US-China Tariffs: A Brief Background
In December of last year, President Trump introduced tariffs on $200 billion in Chinese goods, which resulted in a slight slowdown in the Chinese Economy. With two of the world’ largest economies in an active trade war, fears around the world of a global economic downturn quickly spread. Fortunately, fears were abated by renewed talks between the two countries over the following months. However, the economic ceasefire would soon be put aside as President Trump instated a new round of heightened tariffs on Chinese imports.
US-China Tariffs: The latest Exchange
The Chinese commitment to raise prices on US-made goods followed President Trump’s commitment to increase tariffs on more than $200 billion worth of Chinese manufactured goods last week. That round of tariffs would include more than 5,700 goods subject to as high as a 25 percent tariff, up from the previous 10 percent. Experts believe that the latest US-China tariffs will only make things worse for both economies.
Trump’s duty increase on Chinese exports came following allegations that China had backtracked on its agreement reign in the alleged theft of intellectual property and pressures to hand over technology for companies manufacturing components in China. Trump has gone so far as to threaten an additional $325 billion worth of tariffs on other Chinese products.
After the most recent developments regarding US-China tariffs, Alec Young, managing director of global markets research at FTSE Russell in New York, stated in regard to investor activity, “With the ultimate trade outcome inherently uncertain and difficult to model or predict, investors are selling first and asking questions later. Investors are increasingly worried an anticipated second-half profit rebound may now evaporate as President Trump’s threat to tariff the remaining $325bn in Chinese imports would disproportionately target consumer products like iPhones, thereby posing a greater threat to the consumption-driven US economy.”

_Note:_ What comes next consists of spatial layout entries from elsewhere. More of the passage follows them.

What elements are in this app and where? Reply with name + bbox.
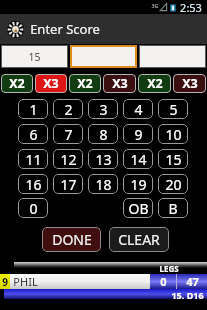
- button[interactable]: 16: [18, 174, 48, 194]
- staticText: DONE: [52, 230, 92, 249]
- staticText: X3: [112, 75, 128, 92]
- staticText: 0: [160, 274, 167, 289]
- button[interactable]: 9: [123, 124, 153, 144]
- staticText: 3G: [151, 2, 159, 9]
- staticText: X2: [77, 75, 93, 92]
- staticText: 1: [29, 100, 38, 119]
- button[interactable]: 4: [123, 99, 153, 119]
- staticText: 0: [29, 199, 38, 218]
- staticText: X2: [9, 75, 25, 92]
- button[interactable]: 12: [53, 149, 83, 169]
- button[interactable]: [139, 45, 206, 68]
- button[interactable]: 13: [88, 149, 118, 169]
- button[interactable]: X3: [173, 74, 206, 93]
- staticText: PHIL: [13, 274, 38, 289]
- staticText: 17: [60, 175, 77, 194]
- staticText: CLEAR: [118, 230, 160, 249]
- staticText: 15: [28, 50, 41, 64]
- button[interactable]: DONE: [42, 227, 101, 252]
- staticText: 47: [186, 274, 199, 289]
- button[interactable]: 11: [18, 149, 48, 169]
- staticText: 8: [99, 125, 108, 144]
- staticText: 19: [130, 175, 147, 194]
- staticText: 16: [25, 175, 42, 194]
- button[interactable]: OB: [123, 198, 153, 218]
- staticText: Enter Score: [30, 20, 100, 38]
- staticText: 15, D16: [171, 289, 204, 299]
- button[interactable]: 0: [150, 274, 176, 289]
- staticText: 9: [2, 275, 8, 289]
- button[interactable]: 0: [18, 198, 48, 218]
- staticText: 2: [64, 100, 73, 119]
- staticText: 11: [25, 150, 42, 169]
- button[interactable]: X2: [138, 74, 171, 93]
- button[interactable]: 3: [88, 99, 118, 119]
- staticText: 2:53: [180, 0, 202, 14]
- staticText: X3: [43, 75, 59, 92]
- staticText: 3: [99, 100, 108, 119]
- staticText: 14: [130, 150, 147, 169]
- button[interactable]: 8: [88, 124, 118, 144]
- button[interactable]: 7: [53, 124, 83, 144]
- button[interactable]: 14: [123, 149, 153, 169]
- staticText: 15: [165, 150, 182, 169]
- staticText: 9: [134, 125, 143, 144]
- staticText: 18: [95, 175, 112, 194]
- button[interactable]: 20: [158, 174, 188, 194]
- button[interactable]: 15: [1, 45, 68, 68]
- staticText: 13: [95, 150, 112, 169]
- staticText: LEGS: [159, 263, 179, 272]
- staticText: OB: [128, 199, 149, 218]
- button[interactable]: X2: [1, 74, 33, 93]
- button[interactable]: X3: [103, 74, 136, 93]
- button[interactable]: B: [158, 198, 188, 218]
- button[interactable]: X3: [35, 74, 67, 93]
- button[interactable]: 10: [158, 124, 188, 144]
- button[interactable]: X2: [69, 74, 101, 93]
- staticText: 6: [29, 125, 38, 144]
- button[interactable]: 47: [177, 274, 207, 289]
- staticText: 4: [134, 100, 143, 119]
- button[interactable]: 1: [18, 99, 48, 119]
- button[interactable]: 17: [53, 174, 83, 194]
- button[interactable]: 6: [18, 124, 48, 144]
- button[interactable]: 18: [88, 174, 118, 194]
- button[interactable]: 2: [53, 99, 83, 119]
- button[interactable]: 5: [158, 99, 188, 119]
- button[interactable]: 19: [123, 174, 153, 194]
- button[interactable]: [70, 45, 137, 68]
- staticText: 12: [60, 150, 77, 169]
- staticText: X3: [182, 75, 198, 92]
- staticText: 20: [165, 175, 182, 194]
- staticText: 10: [165, 125, 182, 144]
- button[interactable]: 15: [158, 149, 188, 169]
- staticText: B: [168, 199, 178, 218]
- staticText: 7: [64, 125, 73, 144]
- staticText: 5: [169, 100, 178, 119]
- staticText: X2: [147, 75, 163, 92]
- button[interactable]: CLEAR: [109, 227, 169, 252]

US-China Tariffs: Who’s Affected
There are industries across the board who are affected by the ongoing trade war, particularly those incorporating steel and aluminum into their manufacturing operations. Listen firsthand to 12 top executives explain how the trade war has already affected their bottom line as far back as late 2018.
It remains unclear just how the latest round of tariffs will affect small and medium-sized businesses, which cannot as readily absorb cost increases when compared to their larger, conglomerate counterparts. However, based on reports, many are less than optimistic in regard to the economic outlook.